SAP: U.S. will remain the growth driver

SAP AG was able to increase sales in the U.S. for the 14th consecutive quarter of double-digit growth.

SAP was able to increase sales in the U.S. for the 14th consecutive quarter of double-digit growth as the world's largest maker of business software continued to sell more products to existing customers and nibble away at the customer base of rival Oracle.

In the U.S., software license revenue in the first quarter rose 25 percent to Euro 165 million (US$204 million as of March 31, the last day in the period being reported) from Euro 131 million in the same period a year earlier. It accounted for the lion's share of the Euro 228 million revenue in the Americas, which was up 47 percent year over year.

Total first-quarter sales, including revenue from maintenance and service contracts that are driven by the sales of new licenses, grew 18 percent to Euro 2.04 billion, while net income climbed 11 percent, to Euro 282 million.

"The U.S. will continue to be our growth driver," said Leo Apotheker, SAP board member and president of customer solutions and operations, in a conference call with analysts. "There are many opportunities for us in this marketplace."

The German company signed 40 deals in the first quarter of this year under its Safe Passage program, said Chief Executive Officer (CEO) Henning Kagermann.
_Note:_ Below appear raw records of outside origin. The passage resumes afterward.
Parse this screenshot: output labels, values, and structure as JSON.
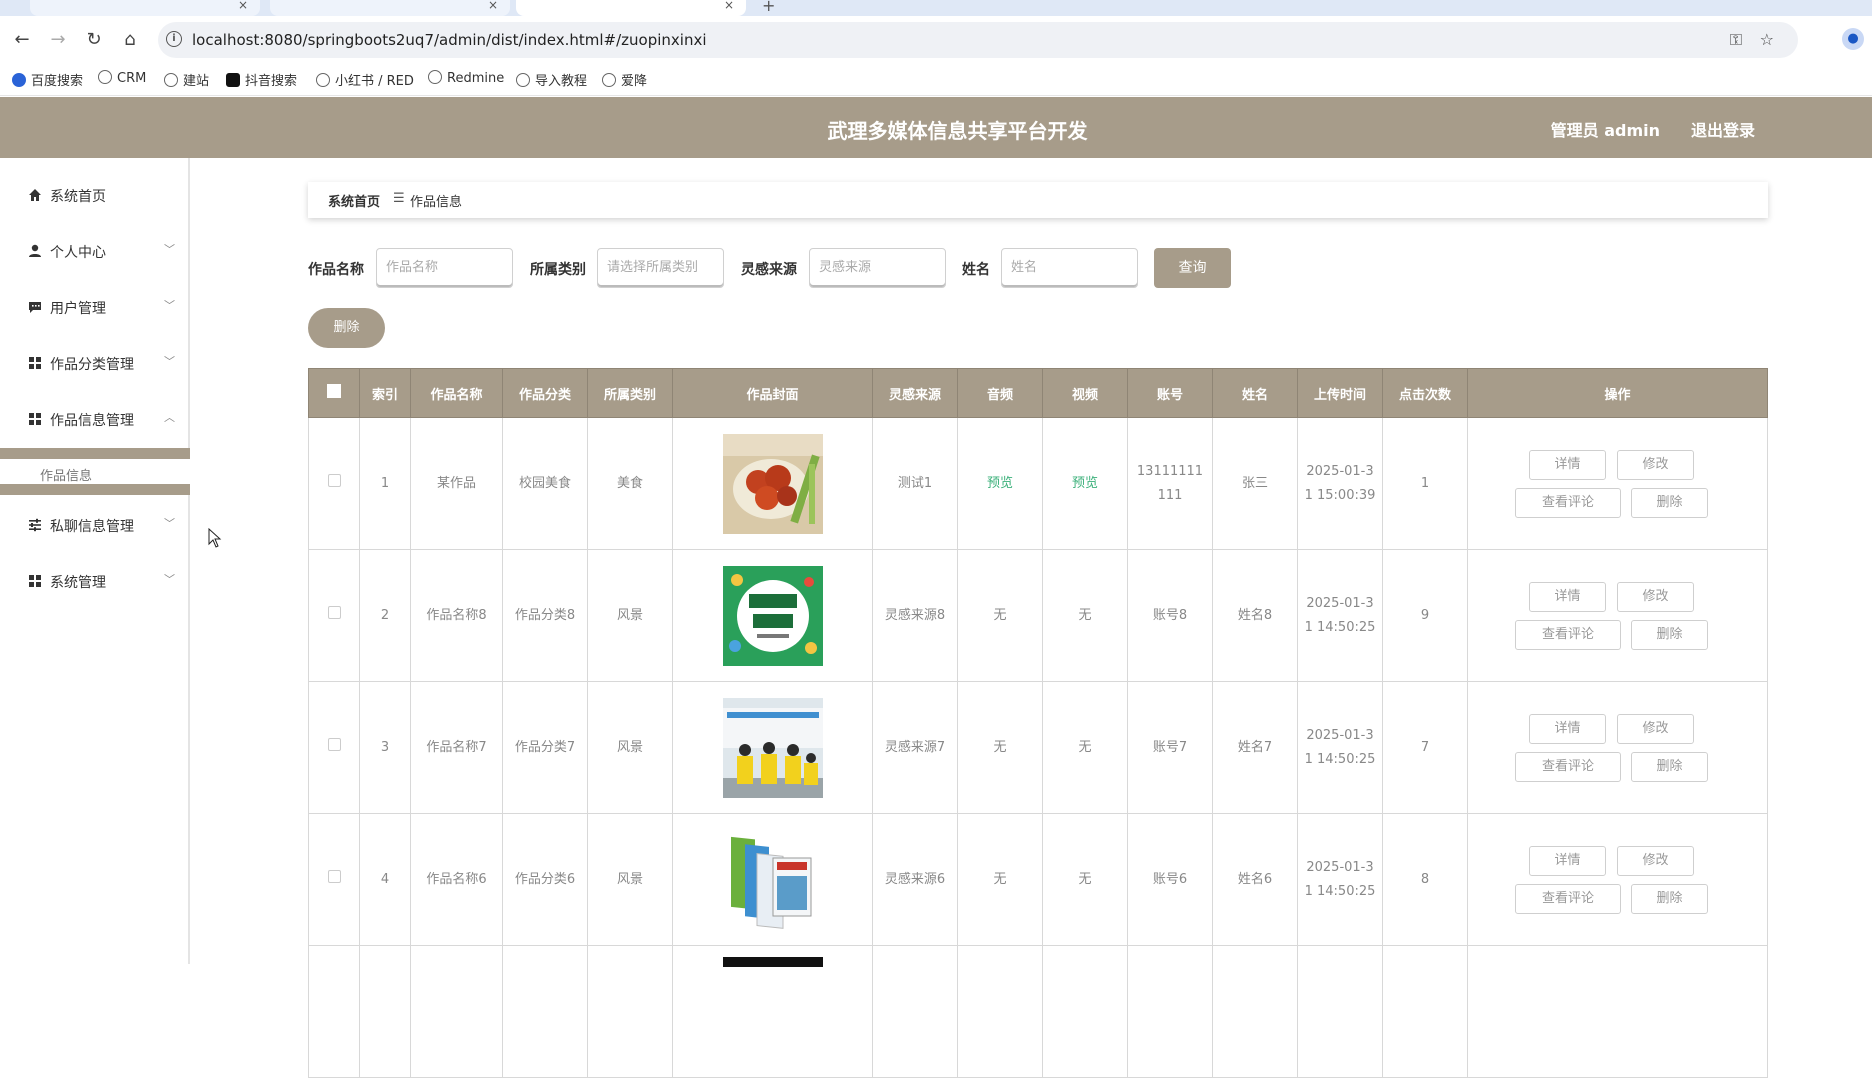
{
  "browser": {
    "url": "localhost:8080/springboots2uq7/admin/dist/index.html#/zuopinxinxi",
    "bookmarks": [
      "百度搜索",
      "CRM",
      "建站",
      "抖音搜索",
      "小红书 / RED",
      "Redmine",
      "导入教程",
      "爱降"
    ]
  },
  "header": {
    "title": "武理多媒体信息共享平台开发",
    "user": "管理员 admin",
    "logout": "退出登录"
  },
  "sidebar": {
    "items": [
      {
        "label": "系统首页",
        "icon": "home-icon"
      },
      {
        "label": "个人中心",
        "icon": "user-icon"
      },
      {
        "label": "用户管理",
        "icon": "chat-icon"
      },
      {
        "label": "作品分类管理",
        "icon": "grid-icon"
      },
      {
        "label": "作品信息管理",
        "icon": "grid-icon"
      },
      {
        "label": "私聊信息管理",
        "icon": "sliders-icon"
      },
      {
        "label": "系统管理",
        "icon": "grid-icon"
      }
    ],
    "subitem": "作品信息"
  },
  "breadcrumb": {
    "home": "系统首页",
    "current": "作品信息"
  },
  "search": {
    "name_label": "作品名称",
    "name_placeholder": "作品名称",
    "category_label": "所属类别",
    "category_placeholder": "请选择所属类别",
    "source_label": "灵感来源",
    "source_placeholder": "灵感来源",
    "person_label": "姓名",
    "person_placeholder": "姓名",
    "query": "查询",
    "delete": "删除"
  },
  "table": {
    "headers": [
      "索引",
      "作品名称",
      "作品分类",
      "所属类别",
      "作品封面",
      "灵感来源",
      "音频",
      "视频",
      "账号",
      "姓名",
      "上传时间",
      "点击次数",
      "操作"
    ],
    "actions": [
      "详情",
      "修改",
      "查看评论",
      "删除"
    ],
    "rows": [
      {
        "index": "1",
        "name": "某作品",
        "cls": "校园美食",
        "cat": "美食",
        "source": "测试1",
        "audio": "预览",
        "video": "预览",
        "account": "13111111111",
        "person": "张三",
        "time": "2025-01-31 15:00:39",
        "clicks": "1"
      },
      {
        "index": "2",
        "name": "作品名称8",
        "cls": "作品分类8",
        "cat": "风景",
        "source": "灵感来源8",
        "audio": "无",
        "video": "无",
        "account": "账号8",
        "person": "姓名8",
        "time": "2025-01-31 14:50:25",
        "clicks": "9"
      },
      {
        "index": "3",
        "name": "作品名称7",
        "cls": "作品分类7",
        "cat": "风景",
        "source": "灵感来源7",
        "audio": "无",
        "video": "无",
        "account": "账号7",
        "person": "姓名7",
        "time": "2025-01-31 14:50:25",
        "clicks": "7"
      },
      {
        "index": "4",
        "name": "作品名称6",
        "cls": "作品分类6",
        "cat": "风景",
        "source": "灵感来源6",
        "audio": "无",
        "video": "无",
        "account": "账号6",
        "person": "姓名6",
        "time": "2025-01-31 14:50:25",
        "clicks": "8"
      }
    ]
  },
  "colors": {
    "accent": "#a79c8a",
    "preview": "#3bb07a"
  }
}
Safe Passage is designed to woo away customers using business software applications from PeopleSoft and J.D. Edwards, which were acquired by Oracle.
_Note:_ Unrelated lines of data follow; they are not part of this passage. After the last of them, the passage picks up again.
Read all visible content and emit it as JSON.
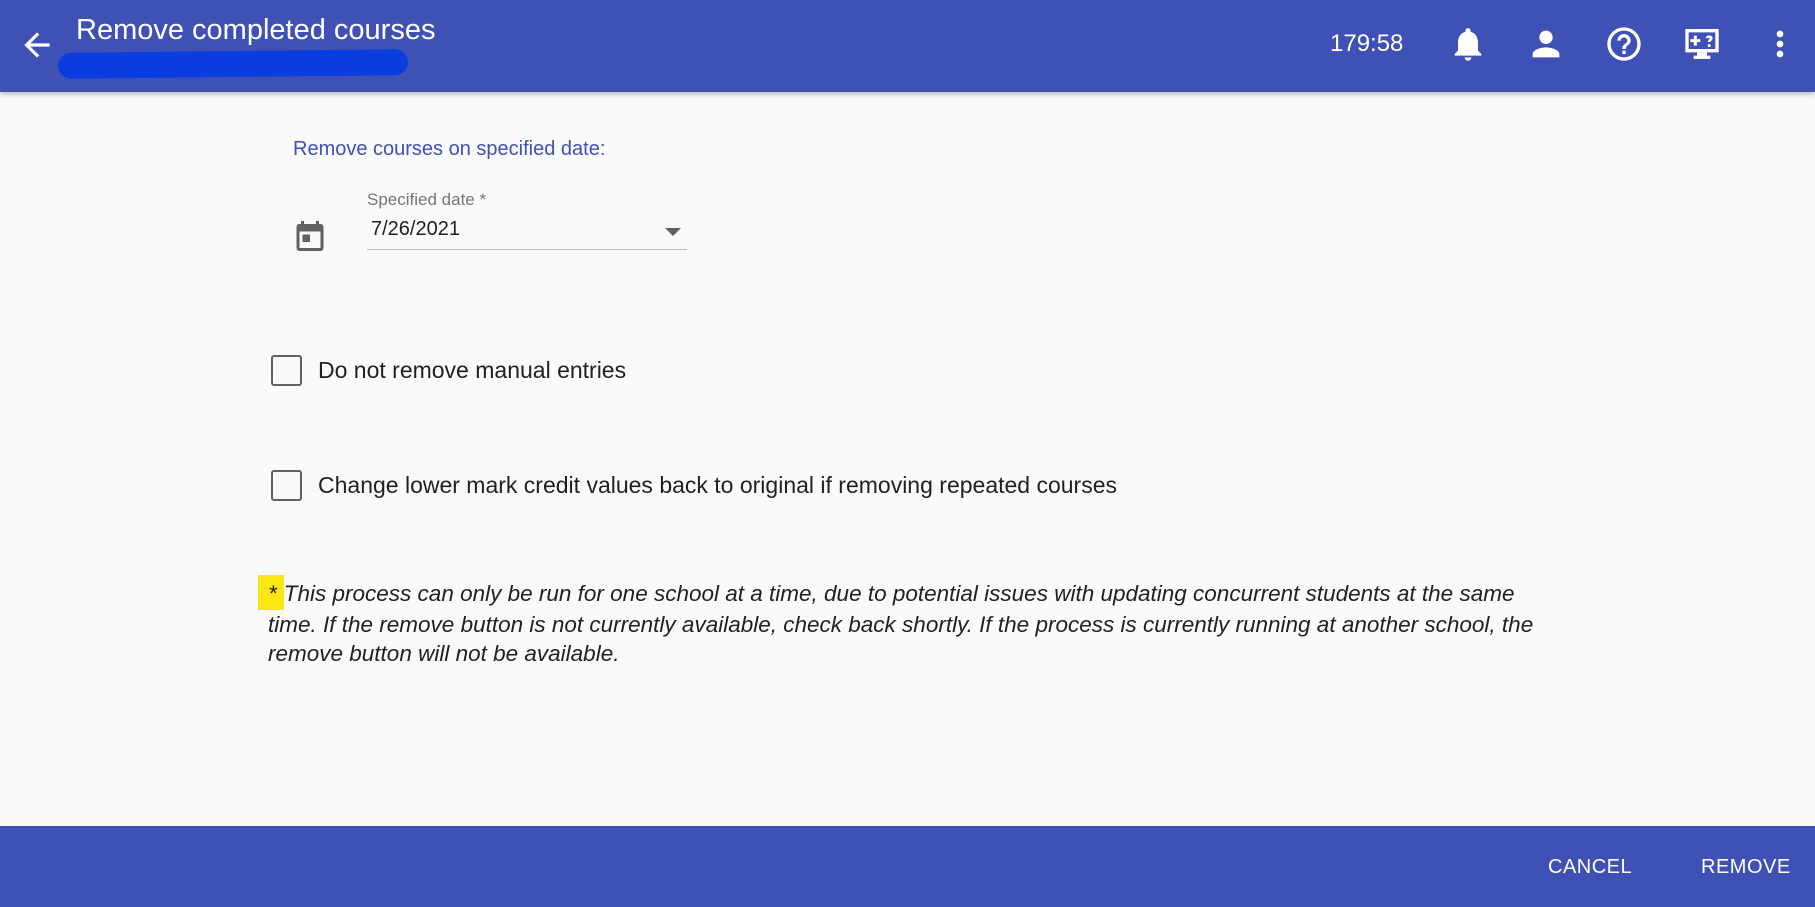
{
  "header": {
    "title": "Remove completed courses",
    "timer": "179:58",
    "icons": [
      "back-arrow-icon",
      "bell-icon",
      "person-icon",
      "help-circle-icon",
      "screen-help-icon",
      "more-vert-icon"
    ]
  },
  "form": {
    "section_label": "Remove courses on specified date:",
    "date_field": {
      "label": "Specified date *",
      "value": "7/26/2021"
    },
    "checkboxes": [
      {
        "label": "Do not remove manual entries",
        "checked": false
      },
      {
        "label": "Change lower mark credit values back to original if removing repeated courses",
        "checked": false
      }
    ],
    "note": {
      "asterisk": "*",
      "text": "This process can only be run for one school at a time, due to potential issues with updating concurrent students at the same time. If the remove button is not currently available, check back shortly. If the process is currently running at another school, the remove button will not be available."
    }
  },
  "footer": {
    "cancel_label": "CANCEL",
    "remove_label": "REMOVE"
  },
  "colors": {
    "primary": "#3f51b5",
    "background": "#fafafa",
    "highlight": "#fbe614"
  }
}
On the subject of rumors that SAP could itself be the target of a takeover bid by IBM, Kagermann said he saw no reason to change the current relationship of close cooperation between the two firms.
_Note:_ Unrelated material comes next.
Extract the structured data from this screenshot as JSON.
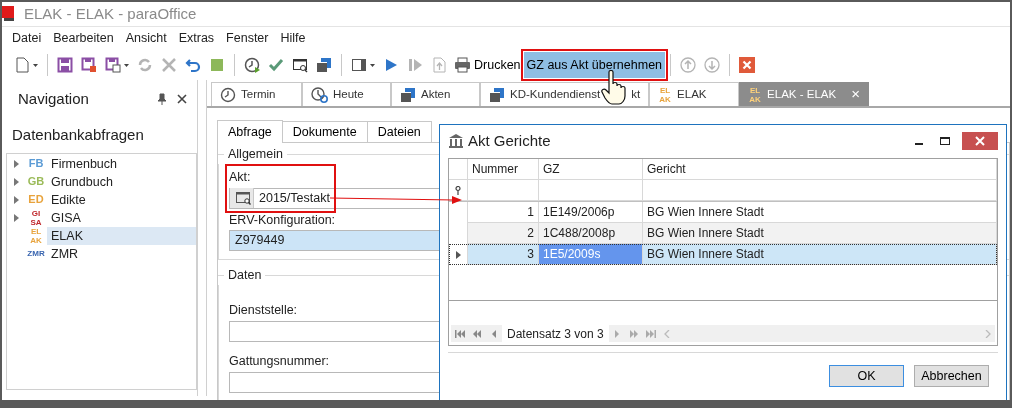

Software revenue in the EMEA (European, Middle East and Africa) region increased 7 percent to Euro 229 million from Euro 215 million, with revenue in Germany up 8 percent year over year.

Revenue in the Asia-Pacific region increased 12 percent to Euro 73 million from Euro 65 million, despite an 18 percent drop in Japan.

SAP reiterated its aim to increase software license revenue by 15 percent to 17 percent this year.

Kagermann described 2006 as a "cornerstone year" in which new products will be the foundation for growth

Later this year, the company plans to offer mySAP All-in-One on the company's new business process platform, which is based on a services-oriented architecture, Kagermann said.

All-in-One, a trimmed-down version of its mySAP Business Suite targeting midsize businesses, will be the first product available on the new platform into which the company's NetWeaver integration software will evolve.

Plans to form a workers' council in the company have "nothing to do with getting a union," Kagermann said. "I expect we'll have a high percentage of people in the council who will want to preserve the SAP culture."

Last month, SAP agreed to allow a workers' council after three employees, also members of the IG Metall union, threatened to take the company to court over the issue.